Between the promposal at lunch and stories about where Emme has disappeared to since last Friday though, the entire school hasn’t been able to focus on much of anything today, let alone the new arrangement of “Once We Leave This Place” by my favorite band, Kittredge, that Mr. K handed out today.

“You know what? Don’t answer that. I’m hoping it was just me and not the mark of prom-mania descending on my precious concert band again.” He laughs with a shake of his head. He takes the sight-reading quizzes from me and cocks his head to the side.

I look down at my phone, clutched tightly in my hand, and will an email from the Pennington College School of Music to appear. All it takes is one email, one confirmation, and I’ll be on the fast track to the rest of my life.

“You feeling okay today? You’re not looking like the cautiously optimistic, ‘you can catch me smiling at my sheet music only when I think no one is paying attention’ Liz Lighty I’ve come to know. I thought you’d be more excited to play your own arrangement for the first time.”

The classroom has mostly emptied out, the few people left behind far enough out of earshot that they can’t hear us. Mr. K knows I don’t really want anyone to know that the music we’ll be ending our spring concert with is a piece that I arranged myself.

My cheeks heat. I’m not sure why it makes me feel weird to know that people are playing something I had a hand in creating, but it does. It feels too public somehow. Like this thing that I do on my own to stay sane doesn’t belong completely to me anymore or something.

“I am excited, I just—”

My phone buzzes in my pocket, and I pull it out faster than should be humanly possible.

And it takes less than a minute for everything around me to completely fall apart.

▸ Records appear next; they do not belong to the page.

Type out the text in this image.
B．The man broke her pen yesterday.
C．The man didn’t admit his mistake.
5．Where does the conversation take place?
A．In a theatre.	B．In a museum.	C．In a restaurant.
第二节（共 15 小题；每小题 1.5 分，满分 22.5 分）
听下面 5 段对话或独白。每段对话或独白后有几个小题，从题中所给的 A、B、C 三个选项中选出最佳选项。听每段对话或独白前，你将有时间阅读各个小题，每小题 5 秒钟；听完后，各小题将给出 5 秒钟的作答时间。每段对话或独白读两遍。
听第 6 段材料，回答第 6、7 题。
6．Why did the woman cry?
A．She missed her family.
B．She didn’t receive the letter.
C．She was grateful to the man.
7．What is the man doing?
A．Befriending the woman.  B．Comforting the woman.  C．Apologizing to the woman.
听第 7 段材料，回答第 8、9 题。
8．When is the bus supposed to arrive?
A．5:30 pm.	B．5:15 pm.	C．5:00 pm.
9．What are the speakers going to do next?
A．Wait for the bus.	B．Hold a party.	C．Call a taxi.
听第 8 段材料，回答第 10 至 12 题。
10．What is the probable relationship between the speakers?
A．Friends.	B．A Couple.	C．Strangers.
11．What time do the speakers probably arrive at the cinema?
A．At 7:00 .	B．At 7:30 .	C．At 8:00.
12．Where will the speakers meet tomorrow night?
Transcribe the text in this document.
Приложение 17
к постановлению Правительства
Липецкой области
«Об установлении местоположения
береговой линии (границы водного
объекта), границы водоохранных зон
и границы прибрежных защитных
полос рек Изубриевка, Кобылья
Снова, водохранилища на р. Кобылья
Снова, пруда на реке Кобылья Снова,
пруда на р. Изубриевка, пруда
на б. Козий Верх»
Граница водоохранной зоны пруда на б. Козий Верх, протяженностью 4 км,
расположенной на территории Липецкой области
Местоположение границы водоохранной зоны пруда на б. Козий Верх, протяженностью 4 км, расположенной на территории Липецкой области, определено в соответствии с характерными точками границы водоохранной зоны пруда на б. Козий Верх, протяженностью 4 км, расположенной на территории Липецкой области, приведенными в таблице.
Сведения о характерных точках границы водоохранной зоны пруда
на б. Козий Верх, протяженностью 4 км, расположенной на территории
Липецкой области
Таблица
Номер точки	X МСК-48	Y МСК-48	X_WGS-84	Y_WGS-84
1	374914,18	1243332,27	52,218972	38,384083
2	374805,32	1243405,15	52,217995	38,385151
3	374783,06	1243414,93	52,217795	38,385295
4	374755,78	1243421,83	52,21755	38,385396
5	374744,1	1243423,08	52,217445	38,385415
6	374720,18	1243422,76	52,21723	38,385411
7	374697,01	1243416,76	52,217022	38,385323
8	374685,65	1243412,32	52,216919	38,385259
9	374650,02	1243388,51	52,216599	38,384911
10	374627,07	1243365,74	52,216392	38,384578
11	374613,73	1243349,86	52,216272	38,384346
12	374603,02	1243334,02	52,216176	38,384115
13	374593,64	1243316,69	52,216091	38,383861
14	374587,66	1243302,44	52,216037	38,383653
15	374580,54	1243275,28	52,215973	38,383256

I read through the email quickly.

We regret to inform you that despite your admirable academic and musical achievements, competition was incredibly tough this year, and you were not selected for the Alfred and Lisa D. Sloan School of Music partial-tuition scholarship, nor will you be offered an advanced seat in the orchestra, which means you’re out of luck to the tune of $10K. And while, yeah, it definitely sucks that you didn’t get into the orchestra you’ve wanted to be a part of your entire life, feel free to audition again once you’re on campus—not that you can pay to go!

That scholarship was my ticket to Pennington and all that comes with it. It was the last piece of the puzzle I’ve been putting together for the past four years. Excellent grades? Check. Solid, albeit modest, extracurriculars? Check. Outstanding enough musicianship to earn me a spot in the world-class Pennington College Orchestra and bridge that final gap between the money I’ve saved, the scholarships I’ve managed to get, the loans I qualify for, and the cost of tuition at the most elite private college in Indiana? Not so much.

My mouth goes dry. I open and close it, trying to gather words to explain what’s happened, but nothing comes. All I can feel is dread. All I can think about is what Mr. K said to me as we waited for my audition to begin:

“You’ll fit in so well on Pennington’s campus next year. I know that Campbell isn’t always the easiest place to be, but Pennington was a dream for me,” he’d said as we pulled into the visitor’s parking lot of the music school. As the gorgeous limestone building had come into view, my stomach did what it always does when I get nervous or scared or excited—tightened up, and not in the cute butterflies-in-my-stomach way. Tightened like it was threatening to force out everything I’d consumed that day. I thought I might puke then and there, might just call it quits before I even went inside, but Mr. K cut the engine and pressed on. “This isn’t the only place where you can be yourself, but it was the place where I figured out what it means to be who I am. And that’s worth how you might feel right now.”